A novel environmental enrichment device increased physical activity and walking distance in broilers
Modern broilers are selected for fast growth and a large proportion of breast tissue, contributing to a top-heavy phenotype, leg disorders, and inactivity as birds reach market weight. Therefore, the objective was to motivate broilers to move through environmental enrichment. A total of 1,200 Ross 308 broilers were housed in pens of 30 for 6 wk: 600 birds were exposed to a novel laser enrichment device (LASER) and 600 were control. Each device projected 2 randomly moving red laser dots onto the floor 4 times/day for 4-min “laser periods.” Seven LASER and 7 control pens, with 5 focal birds/pen (n = 70), were randomly selected to be video-recorded day 0 to 8 and once weekly for the remainder of the trial.
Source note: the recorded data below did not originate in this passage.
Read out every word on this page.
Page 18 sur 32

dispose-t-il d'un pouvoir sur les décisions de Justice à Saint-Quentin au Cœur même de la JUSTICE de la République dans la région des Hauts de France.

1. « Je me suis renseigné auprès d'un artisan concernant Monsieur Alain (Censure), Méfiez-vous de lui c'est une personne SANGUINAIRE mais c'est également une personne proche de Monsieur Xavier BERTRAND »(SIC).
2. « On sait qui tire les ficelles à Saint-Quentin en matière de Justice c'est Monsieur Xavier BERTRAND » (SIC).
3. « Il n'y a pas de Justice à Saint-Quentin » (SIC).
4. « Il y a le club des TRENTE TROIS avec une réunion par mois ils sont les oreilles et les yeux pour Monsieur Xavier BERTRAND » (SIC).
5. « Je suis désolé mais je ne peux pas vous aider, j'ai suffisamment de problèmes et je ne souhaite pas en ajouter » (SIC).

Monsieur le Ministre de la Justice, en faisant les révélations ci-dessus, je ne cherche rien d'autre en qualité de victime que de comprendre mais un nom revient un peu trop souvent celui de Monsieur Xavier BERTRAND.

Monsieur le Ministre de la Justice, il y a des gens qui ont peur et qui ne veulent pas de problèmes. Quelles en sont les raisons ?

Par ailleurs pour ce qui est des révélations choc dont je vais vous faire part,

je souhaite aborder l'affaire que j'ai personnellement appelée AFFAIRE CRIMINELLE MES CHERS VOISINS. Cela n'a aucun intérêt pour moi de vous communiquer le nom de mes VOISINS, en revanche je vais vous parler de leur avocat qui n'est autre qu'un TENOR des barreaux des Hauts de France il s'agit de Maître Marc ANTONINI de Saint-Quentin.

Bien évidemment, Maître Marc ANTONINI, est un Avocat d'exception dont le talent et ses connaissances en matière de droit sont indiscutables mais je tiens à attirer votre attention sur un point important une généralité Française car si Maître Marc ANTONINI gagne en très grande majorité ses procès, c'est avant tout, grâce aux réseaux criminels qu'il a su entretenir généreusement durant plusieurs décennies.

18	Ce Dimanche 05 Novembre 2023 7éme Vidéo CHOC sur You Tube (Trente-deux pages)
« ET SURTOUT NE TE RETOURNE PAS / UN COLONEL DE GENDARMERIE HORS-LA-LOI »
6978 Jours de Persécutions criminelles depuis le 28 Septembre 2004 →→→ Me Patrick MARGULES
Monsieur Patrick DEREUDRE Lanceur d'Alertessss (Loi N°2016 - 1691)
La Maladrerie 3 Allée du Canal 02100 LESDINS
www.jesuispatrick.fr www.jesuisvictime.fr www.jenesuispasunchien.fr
Videos were analyzed to measure broiler time-budget and behaviors such as latency to feed and distance walked during laser periods. Focal birds were gait scored weekly on-farm. A test of the human-approach paradigm was carried out on weeks 1 and 6 on all pens. LASER birds were more active on days 0, 1, 3, 4, 5, 7, and 8, moving 254% more on day 7 (P ≤ 0.05). Time spent active was increased in LASER treatment by 114% on week 2; 157% on week 3; 90% on week 4; and 82% on week 5. LASER birds spent more time at the feeder on days 0, 1, 2, 5, 8, and on weeks 1 and 5, with 84% more time at feeder than control on day 5 (P ≤ 0.05). LASER birds walked further during laser periods on day 0 to 8, reaching 646.5 cm greater (day 1), and on weeks 2, 3, 4, and 5, with an increase of 367.5 cm on week 2 (P ≤ 0.05). Over week 1 to 6, 60.54 ± 7.4% of focal birds in the laser treatment were at the feeder during or within 5 min following laser periods. The laser enrichment device was successful in stimulating broiler physical activity and feeding, and did not negatively impact walking ability.
This article is published as Meyer, Meaghan M., Anna K. Johnson, and Elizabeth A. Bobeck. "A novel environmental enrichment device increased physical activity and walking distance in broilers." Poultry science (2019). doi: 10.3382/ps/pez581.